[The synthetic cannabinoid analog WIN 55,212-2 potentiates the amplitudes of glycine-activated currents].

Most of the pharmacological actions of cannabinoids are mediated by CB1 receptors. There is also evidence that these compounds can produce effects that are not mediated by the activation of identified cannabinoid receptors. Our data demonstrate that cannabinoids may directly affect the functioning of inhibitory glycine receptor (GlyR) channels. Here, we report that cannabinoid receptors agonist WIN 55,212-2, in a CB1 receptor independent manner, cause a significant potentiation of the amplitudes of glycine-activated currents (I(Gly)) in acutely isolated hippocampal CA3 and CA1 pyramidal neurons. The maximal potentiation by this compound was observed at the lowest concentration of glycine; with increasing concentrations of glycine, the potentiation significantly decreased.

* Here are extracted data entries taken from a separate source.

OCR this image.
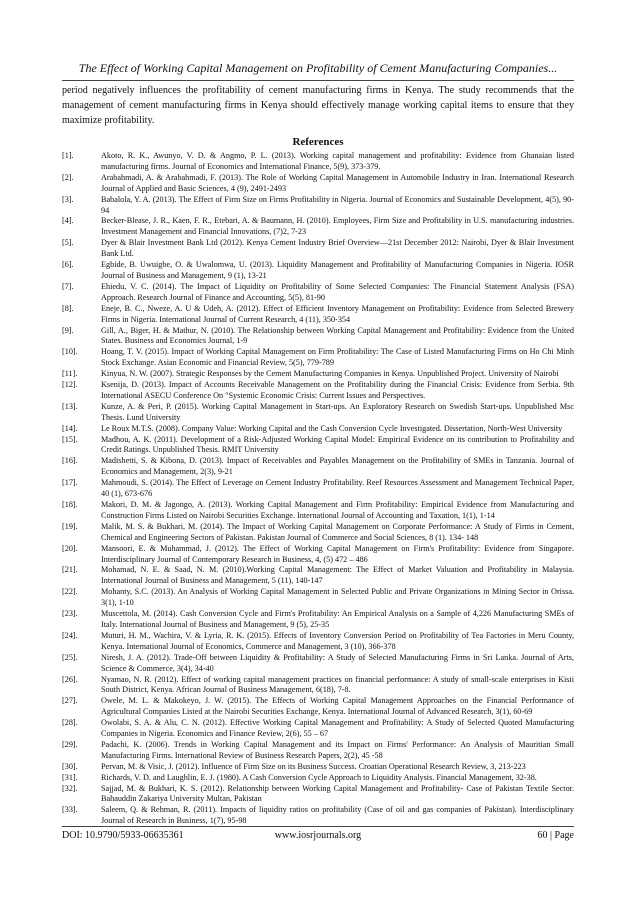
The Effect of Working Capital Management on Profitability of Cement Manufacturing Companies...
period negatively influences the profitability of cement manufacturing firms in Kenya. The study recommends that the management of cement manufacturing firms in Kenya should effectively manage working capital items to ensure that they maximize profitability.
References
[1].	Akoto, R. K., Awunyo, V. D. & Angmo, P. L. (2013). Working capital management and profitability: Evidence from Ghanaian listed manufacturing firms. Journal of Economics and International Finance, 5(9), 373-379.
[2].	Arabahmadi, A. & Arabahmadi, F. (2013). The Role of Working Capital Management in Automobile Industry in Iran. International Research Journal of Applied and Basic Sciences, 4 (9), 2491-2493
[3].	Babalola, Y. A. (2013). The Effect of Firm Size on Firms Profitability in Nigeria. Journal of Economics and Sustainable Development, 4(5), 90-94
[4].	Becker-Blease, J. R., Kaen, F. R., Etebari, A. & Baumann, H. (2010). Employees, Firm Size and Profitability in U.S. manufacturing industries. Investment Management and Financial Innovations, (7)2, 7-23
[5].	Dyer & Blair Investment Bank Ltd (2012). Kenya Cement Industry Brief Overview—21st December 2012: Nairobi, Dyer & Blair Investment Bank Ltd.
[6].	Egbide, B. Uwuigbe, O. & Uwalomwa, U. (2013). Liquidity Management and Profitability of Manufacturing Companies in Nigeria. IOSR Journal of Business and Management, 9 (1), 13-21
[7].	Ehiedu, V. C. (2014). The Impact of Liquidity on Profitability of Some Selected Companies: The Financial Statement Analysis (FSA) Approach. Research Journal of Finance and Accounting, 5(5), 81-90
[8].	Eneje, B. C., Nweze, A. U & Udeh, A. (2012). Effect of Efficient Inventory Management on Profitability: Evidence from Selected Brewery Firms in Nigeria. International Journal of Current Research, 4 (11), 350-354
[9].	Gill, A., Biger, H. & Mathur, N. (2010). The Relationship between Working Capital Management and Profitability: Evidence from the United States. Business and Economics Journal, 1-9
[10].	Hoang, T. V. (2015). Impact of Working Capital Management on Firm Profitability: The Case of Listed Manufacturing Firms on Ho Chi Minh Stock Exchange. Asian Economic and Financial Review, 5(5), 779-789
[11].	Kinyua, N. W. (2007). Strategic Responses by the Cement Manufacturing Companies in Kenya. Unpublished Project. University of Nairobi
[12].	Ksenija, D. (2013). Impact of Accounts Receivable Management on the Profitability during the Financial Crisis: Evidence from Serbia. 9th International ASECU Conference On "Systemic Economic Crisis: Current Issues and Perspectives.
[13].	Kunze, A. & Peri, P. (2015). Working Capital Management in Start-ups. An Exploratory Research on Swedish Start-ups. Unpublished Msc Thesis. Lund University
[14].	Le Roux M.T.S. (2008). Company Value: Working Capital and the Cash Conversion Cycle Investigated. Dissertation, North-West University
[15].	Madhou, A. K. (2011). Development of a Risk-Adjusted Working Capital Model: Empirical Evidence on its contribution to Profitability and Credit Ratings. Unpublished Thesis. RMIT University
[16].	Madishetti, S. & Kibona, D. (2013). Impact of Receivables and Payables Management on the Profitability of SMEs in Tanzania. Journal of Economics and Management, 2(3), 9-21
[17].	Mahmoudi, S. (2014). The Effect of Leverage on Cement Industry Profitability. Reef Resources Assessment and Management Technical Paper, 40 (1), 673-676
[18].	Makori, D. M. & Jagongo, A. (2013). Working Capital Management and Firm Profitability: Empirical Evidence from Manufacturing and Construction Firms Listed on Nairobi Securities Exchange. International Journal of Accounting and Taxation, 1(1), 1-14
[19].	Malik, M. S. & Bukhari, M. (2014). The Impact of Working Capital Management on Corporate Performance: A Study of Firms in Cement, Chemical and Engineering Sectors of Pakistan. Pakistan Journal of Commerce and Social Sciences, 8 (1). 134- 148
[20].	Mansoori, E. & Muhammad, J. (2012). The Effect of Working Capital Management on Firm's Profitability: Evidence from Singapore. Interdisciplinary Journal of Contemporary Research in Business, 4, (5) 472 – 486
[21].	Mohamad, N. E. & Saad, N. M. (2010).Working Capital Management: The Effect of Market Valuation and Profitability in Malaysia. International Journal of Business and Management, 5 (11), 140-147
[22].	Mohanty, S.C. (2013). An Analysis of Working Capital Management in Selected Public and Private Organizations in Mining Sector in Orissa. 3(1), 1-10
[23].	Muscettola, M. (2014). Cash Conversion Cycle and Firm's Profitability: An Empirical Analysis on a Sample of 4,226 Manufacturing SMEs of Italy. International Journal of Business and Management, 9 (5), 25-35
[24].	Muturi, H. M., Wachira, V. & Lyria, R. K. (2015). Effects of Inventory Conversion Period on Profitability of Tea Factories in Meru County, Kenya. International Journal of Economics, Commerce and Management, 3 (10), 366-378
[25].	Niresh, J. A. (2012). Trade-Off between Liquidity & Profitability: A Study of Selected Manufacturing Firms in Sri Lanka. Journal of Arts, Science & Commerce, 3(4), 34-40
[26].	Nyamao, N. R. (2012). Effect of working capital management practices on financial performance: A study of small-scale enterprises in Kisii South District, Kenya. African Journal of Business Management, 6(18), 7-8.
[27].	Owele, M. L. & Makokeyo, J. W. (2015). The Effects of Working Capital Management Approaches on the Financial Performance of Agricultural Companies Listed at the Nairobi Securities Exchange, Kenya. International Journal of Advanced Research, 3(1), 60-69
[28].	Owolabi, S. A. & Alu, C. N. (2012). Effective Working Capital Management and Profitability: A Study of Selected Quoted Manufacturing Companies in Nigeria. Economics and Finance Review, 2(6), 55 – 67
[29].	Padachi, K. (2006). Trends in Working Capital Management and its Impact on Firms' Performance: An Analysis of Mauritian Small Manufacturing Firms. International Review of Business Research Papers, 2(2), 45 -58
[30].	Pervan, M. & Visic, J. (2012). Influence of Firm Size on its Business Success. Croatian Operational Research Review, 3, 213-223
[31].	Richards, V. D. and Laughlin, E. J. (1980). A Cash Conversion Cycle Approach to Liquidity Analysis. Financial Management, 32-38.
[32].	Sajjad, M. & Bukhari, K. S. (2012). Relationship between Working Capital Management and Profitability- Case of Pakistan Textile Sector. Bahauddin Zakariya University Multan, Pakistan
[33].	Saleem, Q. & Rehman, R. (2011). Impacts of liquidity ratios on profitability (Case of oil and gas companies of Pakistan). Interdisciplinary Journal of Research in Business, 1(7), 95-98
DOI: 10.9790/5933-06635361	www.iosrjournals.org	60 | Page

Also WIN 55,212-2 significantly accelerated the desensitization of Gly-induced chloride current and significantly decreased the rise time. The effects of WIN 55,212-2 on I(Gly) were not attenuated in the presence of CB1 receptor antagonist AM251, suggesting that CB1 receptor activation are not involved in action of cannabinoid on GlyRs. Altogether these data allow us to suggest the existence of a CB1R independent action of cannabinoids directly on glycine-activated currents, representing a novel antinociceptive mechanism of this compounds.